Vibe coding is coming to your phone


“There’s an app for this” was the promise of the App Store from the beginning. What app makes your phone do what you want? It’s just a little bit more. Tagline was not carefully true – I am still waiting for one of the best grocery shopping programs. However, software made the modern smartphone what it is today. We spend all day, every day inside apps – swiping, listening, and tapping until we find what we want. But your next favorite app may be one you made yourself.

If you weren’t familiar with the concept of “vibe coding” in early 2026, you probably are. As AI coding tools have become better and more accessible, more and more non-developers are getting better at creating software that meets niche needs. Vibe coders usually work with desktop apps, but signs from Google I/O and beyond suggest that mobile will be the limit.

For starters, Google is making it easy to control vibe-code for an entire Android app. To the I/O company announced an update to its AI Studio vibe-coding toolallowing you to create a native Android app and deploy it to a phone in minutes. This display is limited to apps for “your devices” first, and the rules for installing an app on the Play Store remain the same. But if you are the type of person looking for a certain aspect from the habit of following a program that none of them seem to offer, you can just build it yourself.
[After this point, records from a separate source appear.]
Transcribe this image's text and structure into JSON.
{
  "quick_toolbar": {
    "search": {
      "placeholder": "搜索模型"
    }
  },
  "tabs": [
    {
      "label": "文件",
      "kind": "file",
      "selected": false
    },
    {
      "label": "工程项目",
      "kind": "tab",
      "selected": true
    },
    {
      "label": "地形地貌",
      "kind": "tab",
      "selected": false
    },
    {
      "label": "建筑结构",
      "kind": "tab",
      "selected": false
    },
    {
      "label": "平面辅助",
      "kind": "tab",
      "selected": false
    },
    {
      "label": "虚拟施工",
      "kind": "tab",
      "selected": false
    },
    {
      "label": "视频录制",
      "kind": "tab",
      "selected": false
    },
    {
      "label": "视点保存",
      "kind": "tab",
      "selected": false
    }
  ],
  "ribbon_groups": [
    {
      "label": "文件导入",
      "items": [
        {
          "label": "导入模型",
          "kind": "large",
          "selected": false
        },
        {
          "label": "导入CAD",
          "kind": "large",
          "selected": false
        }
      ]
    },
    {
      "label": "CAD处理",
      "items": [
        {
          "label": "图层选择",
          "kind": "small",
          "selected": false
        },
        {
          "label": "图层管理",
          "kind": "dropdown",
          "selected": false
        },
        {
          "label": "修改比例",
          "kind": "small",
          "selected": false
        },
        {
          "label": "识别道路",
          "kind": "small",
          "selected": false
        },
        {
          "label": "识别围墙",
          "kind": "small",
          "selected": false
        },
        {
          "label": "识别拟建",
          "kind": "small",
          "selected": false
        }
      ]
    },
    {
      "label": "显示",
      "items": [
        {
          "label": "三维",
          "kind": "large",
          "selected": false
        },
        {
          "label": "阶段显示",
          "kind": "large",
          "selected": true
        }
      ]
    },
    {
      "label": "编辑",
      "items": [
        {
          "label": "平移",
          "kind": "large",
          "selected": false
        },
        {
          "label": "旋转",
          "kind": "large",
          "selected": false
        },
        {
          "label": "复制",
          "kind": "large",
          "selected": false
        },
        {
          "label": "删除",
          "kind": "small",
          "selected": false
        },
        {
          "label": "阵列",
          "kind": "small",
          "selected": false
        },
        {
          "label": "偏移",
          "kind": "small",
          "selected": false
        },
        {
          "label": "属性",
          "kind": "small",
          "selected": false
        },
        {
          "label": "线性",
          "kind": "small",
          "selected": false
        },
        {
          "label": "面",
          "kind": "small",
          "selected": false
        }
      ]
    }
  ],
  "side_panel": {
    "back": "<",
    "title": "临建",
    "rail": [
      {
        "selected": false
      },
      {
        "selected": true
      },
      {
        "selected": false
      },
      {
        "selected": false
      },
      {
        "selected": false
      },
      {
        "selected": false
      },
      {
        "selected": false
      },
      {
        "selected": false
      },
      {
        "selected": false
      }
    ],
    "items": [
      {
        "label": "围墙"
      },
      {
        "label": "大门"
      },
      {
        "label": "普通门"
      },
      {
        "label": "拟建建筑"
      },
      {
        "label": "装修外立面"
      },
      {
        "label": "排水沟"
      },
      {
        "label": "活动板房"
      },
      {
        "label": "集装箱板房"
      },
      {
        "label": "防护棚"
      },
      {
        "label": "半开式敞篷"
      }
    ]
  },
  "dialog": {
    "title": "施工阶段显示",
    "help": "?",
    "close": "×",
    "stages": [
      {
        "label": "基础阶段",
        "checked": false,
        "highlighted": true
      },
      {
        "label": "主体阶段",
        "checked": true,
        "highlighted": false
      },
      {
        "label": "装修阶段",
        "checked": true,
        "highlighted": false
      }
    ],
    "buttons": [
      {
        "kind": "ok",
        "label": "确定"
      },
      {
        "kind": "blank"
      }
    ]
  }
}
If a full app feels too ambitious, then a widget is your speed. At last week’s Android Show, Google announced upcoming features to quickly create your own widgets – Google’s examples include widgets that highlight the weather or suggest new recipes to try.

These tools are based on the knowledge of Gemini, so the possibilities are wide open. Naturally everything depends on this side, you know, work. But the idea of ​​putting the information I want where I want it on my phone is very compelling. Not to make a big deal out of widgets, but things like this have been a staple of personal computers for decades. If it works as advertised – again, emphasize if – opens a new way to customize your phone.

Google calls AI-powered widgets the first step toward something called “generative UI,” where your phone creates features and apps on the fly based on your current needs. Sounds good in theory! But it also feels like it can get messy very quickly. Android president Sameer Samat agrees that there’s an obvious way to take this idea further. “While I don’t think we want to wake up every morning and have our devices have a different UI, I think there’s a way to customize it for the user that would be interesting,” he tells me.

It looks like Apple is doing something for your iPhone, too. BloombergMark Gurman says the company is try to make shortcuts depending on what you want. Shortcuts are mechanics that you can customize within the dedicated Shortcuts app, either by combining them from snippets or just thinking them up yourself. It seems simple in theory but it gets complicated quickly, which has kept me from getting into shortcuts. But the prospect of guiding me to a shortcut that opens a travel app when I get to the bus stop, or setting up a direct route when I connect to my home Wi-Fi, is great.

I’ve heard a lot of promises over the past few years from tech companies about how AI will change the way we interact with mobile devices. Currently, we have a voice assistant upgraded to Gemini, Siri that will ask you for ChatGPT, and also… The ability to start an app, widget, or change mechanism to be there is not really a change of the platform, but it can help our phones to be more personal.